L’auteure constate qu’il y a, de par la loi qui autorise les femmes à décider seules de l’issue d’une grossesse, une « disqualification sociale des décisions ou souhaits des hommes »(45). L’enquête de terrain a été difficile à réaliser car les tentatives de contacts n’aboutissaient pas. La chercheuse a fini par recruter son échantillon et faire les entretiens à l’intérieur même d’un CIVG (Centre d’Interruption Volontaire de Grossesse). De ce fait, les entretiens ont été réalisés avec des hommes qui accomplissaient la démarche d’accompagner leur partenaire au rendez-vous.

Les médecins de ce centre ont également été interviewés. Ils considèrent que la présence de l’homme est plutôt une gêne pour le déroulement de l’entretien et sa parole n’a que peu d’importance. Pour l’auteure, l’attitude des médecins contribue à créer un malaise pour l’homme présent : « Ce qui peut expliquer le mal-être des hommes que j’ai interrogés, qui se trouvent ainsi dans une situation difficile à vivre pour les hommes, plus habitués à occuper le devant de la scène, à avoir le rôle de sujet principal ».(46)

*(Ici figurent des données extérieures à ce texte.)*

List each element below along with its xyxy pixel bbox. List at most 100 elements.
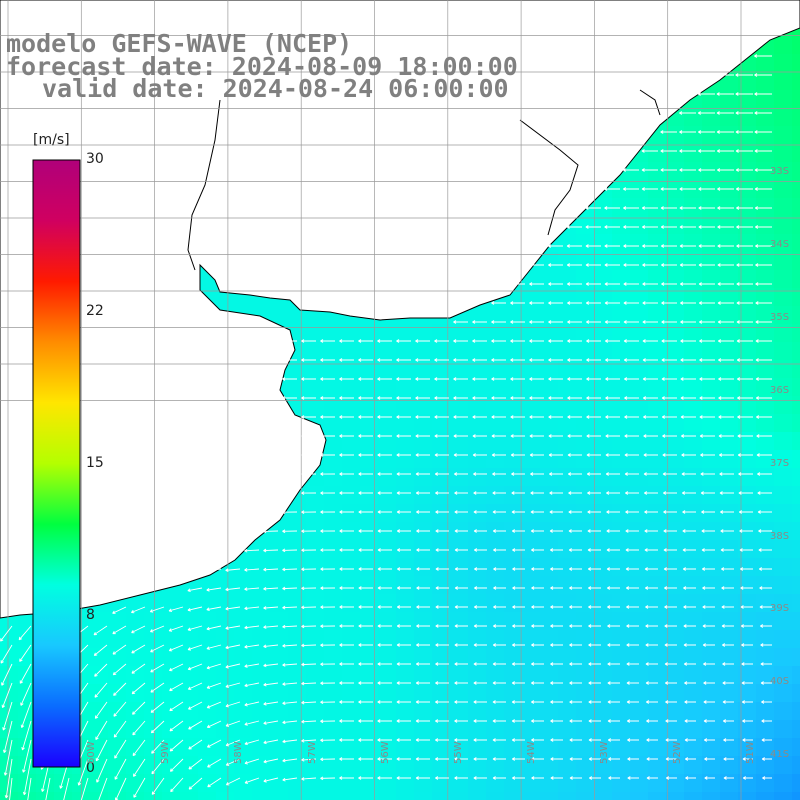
field-cell — [666, 558, 685, 577]
wind-arrow — [320, 377, 335, 381]
wind-arrow — [605, 377, 620, 381]
wind-arrow — [588, 605, 601, 609]
field-cell — [342, 360, 361, 379]
wind-arrow — [244, 625, 260, 630]
wind-arrow — [680, 320, 696, 324]
field-cell — [792, 792, 800, 800]
wind-arrow — [569, 757, 582, 761]
wind-arrow — [738, 472, 753, 476]
wind-arrow — [531, 700, 544, 704]
wind-arrow — [491, 301, 506, 305]
field-cell — [36, 792, 55, 800]
field-cell — [666, 162, 685, 181]
wind-arrow — [698, 225, 715, 229]
wind-arrow — [225, 625, 241, 630]
field-cell — [702, 90, 721, 109]
wind-arrow — [664, 586, 677, 590]
wind-arrow — [454, 719, 468, 723]
field-cell — [684, 792, 703, 800]
field-cell — [378, 324, 397, 343]
wind-arrow — [681, 472, 696, 476]
field-cell — [756, 306, 775, 325]
wind-arrow — [225, 720, 241, 727]
field-cell — [288, 522, 307, 541]
field-cell — [396, 468, 415, 487]
wind-arrow — [434, 434, 449, 438]
wind-arrow — [396, 757, 411, 761]
wind-arrow — [721, 605, 734, 609]
wind-arrow — [20, 701, 32, 729]
wind-arrow — [320, 339, 335, 343]
field-cell — [612, 486, 631, 505]
field-cell — [738, 738, 757, 757]
field-cell — [738, 666, 757, 685]
field-cell — [360, 720, 379, 739]
field-cell — [738, 324, 757, 343]
field-cell — [666, 594, 685, 613]
wind-arrow — [263, 739, 279, 745]
forecast-date: forecast date: 2024-08-09 18:00:00 — [6, 52, 518, 81]
field-cell — [774, 756, 793, 775]
wind-arrow — [358, 738, 373, 742]
wind-arrow — [587, 529, 601, 533]
field-cell — [576, 414, 595, 433]
wind-arrow — [492, 738, 506, 742]
field-cell — [540, 414, 559, 433]
wind-arrow — [282, 643, 298, 648]
field-cell — [594, 774, 613, 793]
wind-arrow — [301, 586, 317, 591]
field-cell — [522, 306, 541, 325]
field-cell — [378, 342, 397, 361]
field-cell — [0, 774, 19, 793]
wind-arrow — [606, 586, 620, 590]
wind-arrow — [588, 643, 601, 647]
wind-arrow — [416, 548, 430, 552]
field-cell — [576, 360, 595, 379]
wind-arrow — [377, 662, 392, 666]
field-cell — [180, 594, 199, 613]
wind-arrow — [531, 567, 544, 571]
field-cell — [630, 180, 649, 199]
wind-arrow — [282, 777, 298, 782]
wind-arrow — [645, 700, 658, 704]
wind-arrow — [377, 700, 392, 704]
field-cell — [774, 774, 793, 793]
wind-arrow — [473, 548, 487, 552]
wind-arrow — [643, 434, 658, 438]
field-cell — [396, 720, 415, 739]
field-cell — [702, 450, 721, 469]
field-cell — [540, 774, 559, 793]
wind-arrow — [377, 415, 392, 419]
wind-arrow — [511, 510, 525, 514]
wind-arrow — [623, 282, 639, 286]
field-cell — [360, 684, 379, 703]
field-cell — [288, 558, 307, 577]
wind-arrow — [358, 529, 373, 533]
wind-arrow — [492, 719, 506, 723]
field-cell — [774, 594, 793, 613]
field-cell — [450, 720, 469, 739]
field-cell — [288, 504, 307, 523]
wind-arrow — [664, 681, 677, 685]
wind-arrow — [645, 662, 658, 666]
wind-arrow — [492, 776, 506, 780]
field-cell — [738, 234, 757, 253]
field-cell — [396, 558, 415, 577]
field-cell — [180, 648, 199, 667]
wind-arrow — [511, 719, 525, 723]
field-cell — [630, 162, 649, 181]
field-cell — [756, 576, 775, 595]
field-cell — [450, 432, 469, 451]
field-cell — [360, 666, 379, 685]
field-cell — [630, 306, 649, 325]
field-cell — [468, 666, 487, 685]
field-cell — [702, 414, 721, 433]
wind-arrow — [133, 758, 146, 777]
wind-arrow — [282, 339, 297, 343]
field-cell — [450, 648, 469, 667]
wind-arrow — [643, 472, 658, 476]
field-cell — [702, 396, 721, 415]
field-cell — [198, 684, 217, 703]
wind-arrow — [114, 739, 127, 759]
wind-arrow — [736, 225, 753, 229]
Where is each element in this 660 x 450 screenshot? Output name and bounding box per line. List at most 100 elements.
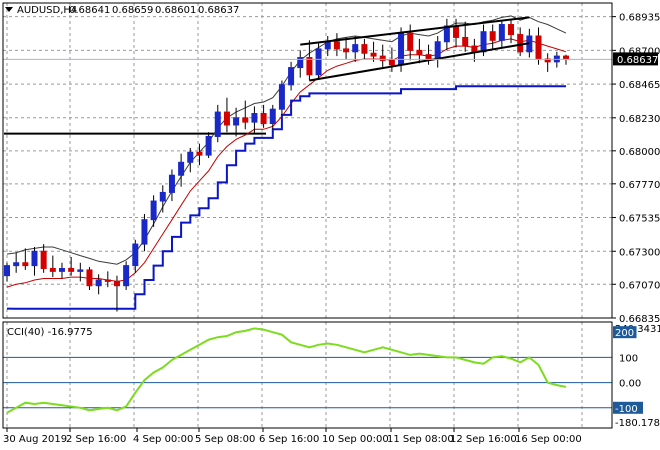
symbol-label: AUDUSD,H4 [17,5,77,16]
candle[interactable] [563,55,569,60]
time-tick-label: 16 Sep 00:00 [515,434,582,445]
candle[interactable] [498,24,505,41]
price-tick-label: 0.68465 [619,80,660,91]
candle[interactable] [168,174,175,193]
cci-level-label: 0.00 [619,379,641,390]
price-tick-label: 0.68230 [619,114,660,125]
cci-panel-border [2,321,613,429]
price-tick-label: 0.67070 [619,280,660,291]
candle[interactable] [214,111,221,137]
candle[interactable] [31,250,38,267]
triangle-down-icon[interactable] [5,7,13,12]
candle[interactable] [306,57,313,76]
candle[interactable] [68,267,75,272]
price-tick-label: 0.68000 [619,147,660,158]
candle[interactable] [489,31,496,41]
price-axis: 0.68935 0.68700 0.68465 0.68230 0.68000 0.677… [612,13,660,429]
time-tick-label: 10 Sep 00:00 [322,434,389,445]
price-tick-label: 0.67535 [619,214,660,225]
candle[interactable] [187,151,194,163]
candle[interactable] [223,111,230,126]
candle[interactable] [269,108,276,125]
candle[interactable] [95,279,102,287]
candle[interactable] [453,25,460,38]
candle[interactable] [260,113,267,125]
candle[interactable] [205,135,212,156]
time-tick-label: 4 Sep 00:00 [133,434,193,445]
candle[interactable] [535,35,542,60]
high-value: 0.68659 [112,5,153,16]
trend-line[interactable] [300,16,530,46]
candle[interactable] [278,84,285,110]
current-price-label: 0.68637 [617,55,658,66]
candle[interactable] [324,41,331,50]
time-tick-label: 6 Sep 16:00 [259,434,319,445]
candle[interactable] [352,44,359,53]
candle[interactable] [333,41,340,50]
candle[interactable] [297,57,304,69]
open-value: 0.68641 [69,5,110,16]
candle[interactable] [343,48,350,53]
candle[interactable] [425,54,432,60]
cci-level-label: 200 [615,328,634,339]
candle[interactable] [113,280,120,287]
price-tick-label: 0.67770 [619,180,660,191]
candle[interactable] [379,55,386,61]
candle[interactable] [315,48,322,76]
cci-line [6,327,567,414]
candle[interactable] [58,267,65,272]
time-tick-label: 30 Aug 2019 [3,434,67,445]
candle[interactable] [443,25,450,43]
candle[interactable] [4,265,10,277]
candle[interactable] [370,52,377,57]
candle[interactable] [22,262,29,267]
candle[interactable] [13,262,20,267]
candle[interactable] [159,191,166,202]
cci-indicator-plot[interactable] [6,327,567,414]
candle[interactable] [251,113,258,123]
candle[interactable] [407,32,414,51]
chart-frame [2,2,613,429]
candle[interactable] [196,151,203,156]
cci-max-label: 240.3431 [615,324,660,335]
candle[interactable] [150,200,157,221]
candle[interactable] [242,117,249,123]
candle[interactable] [416,49,423,56]
price-tick-label: 0.66835 [619,314,660,325]
candle[interactable] [398,32,405,66]
envelope-line [6,15,567,265]
candle[interactable] [462,36,469,47]
candle[interactable] [178,161,185,176]
candle[interactable] [77,269,84,272]
cci-min-label: -180.1786 [615,418,660,429]
time-tick-label: 11 Sep 08:00 [387,434,454,445]
candle[interactable] [361,44,368,54]
candle[interactable] [132,243,139,267]
price-tick-label: 0.68700 [619,46,660,57]
candle[interactable] [508,24,515,36]
candle[interactable] [123,265,130,287]
candlestick-plot[interactable] [3,15,612,312]
cci-level-badge [613,401,643,414]
candle[interactable] [141,219,148,245]
candle[interactable] [471,45,478,53]
cci-level-label: -100 [615,404,638,415]
time-tick-label: 2 Sep 16:00 [66,434,126,445]
candle[interactable] [288,67,295,86]
ema-line [6,38,567,288]
cci-level-badge [613,326,637,339]
candle[interactable] [480,31,487,53]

Après s’être intéressée à la perception des médecins de la place de l’homme, la sociologue se penche sur le rapport des hommes à la contraception : « Les pratiques contraceptives des hommes interviewés se caractérisent surtout par leur rareté et leur “anachronisme” si l’on prend au sérieux la norme moderne de la contraception efficace. Mais il est sans doute erroné de parler des pratiques contraceptives des hommes, car il ressort de leurs propos que, toutes méthodes confondues, la contraception reste d’abord, voire uniquement, l’affaire des femmes ».(47) Les hommes s’en remettent à leur partenaire pour s’occuper de la contraception, abandonnant leur propre responsabilité.

Le silence des hommes interpelle G. Cresson : « Le résultat, clair et massif, c’est qu’aucun homme interviewé n’envisage de parler librement, ouvertement, de cette IVG dans son cercle relationnel ».(48) Elle s’attache à en établir les significations.

L’auteure conclut sa recherche en établissant que les rapports de pouvoir entre hommes et femmes n’ont pas été inversés par l’acquisition, pour les femmes, du droit à l’avortement : « Le droit reconnu aux femmes de recourir à l’IVG se double de leur responsabilisation face à la contraception ou aux décisions à prendre, et d’une réelle solitude face à cette expérience ».(49)

Ces éléments sur le point de vue masculin nous seront utiles pour mener à bien notre recherche.

38 Traduit par nos soins.
39 Tussi Pivato F., 2010, Aborto vivido, aborto pensado : aborto punido ? as (inter)faces entre as esferas publica e privada em casos de aborto no Brasil, dissertação : Antropologia, Universidade Federal do Rio Grande do Sul.
40 Tarif pratiqué en 2007, aussi avons-nous utilisé le taux de change de la même période, celui du 1er février 2007, soit 1 R$ = 0,367 €, d’après le site internet http://www.freecurrencyrates.com/fr/exchange-rate- history/BRL-EUR/2007, consulté le 15 août 2013.
41 http://www.portalbrasil.net/salariominimo.htm consulté le 15 août 2013
42 http://www.portalbrasil.net/salariominimo_riograndedosul_2007.htm consulté le 15 août 2013
43 Tussi Pivato F., 2010, op.cit., p. 99 : « A legislação influi no corpo da mulher, tornando-o um « corpo legislado », mas, mais do que isso, também um « corpo moralizado ». A moral junto com a realidade social sobre o aborto no Brasil, evidenciam a sobreposição do corpo social e do corpo físico ». Traduit par nos soins.
44 Cresson G., 2006, « Les hommes et l’IVG, Expérience et confidence », Sociétés Contemporaines, n°61, p. 65-89, Presses de Sciences Po.
45 Ibid., p. 66.
46 Cresson Geneviève, 2006, op. cit., p. 71.
47 Ibid., p. 74.
48 Ibid., p. 80.
49 Ibid., p. 86.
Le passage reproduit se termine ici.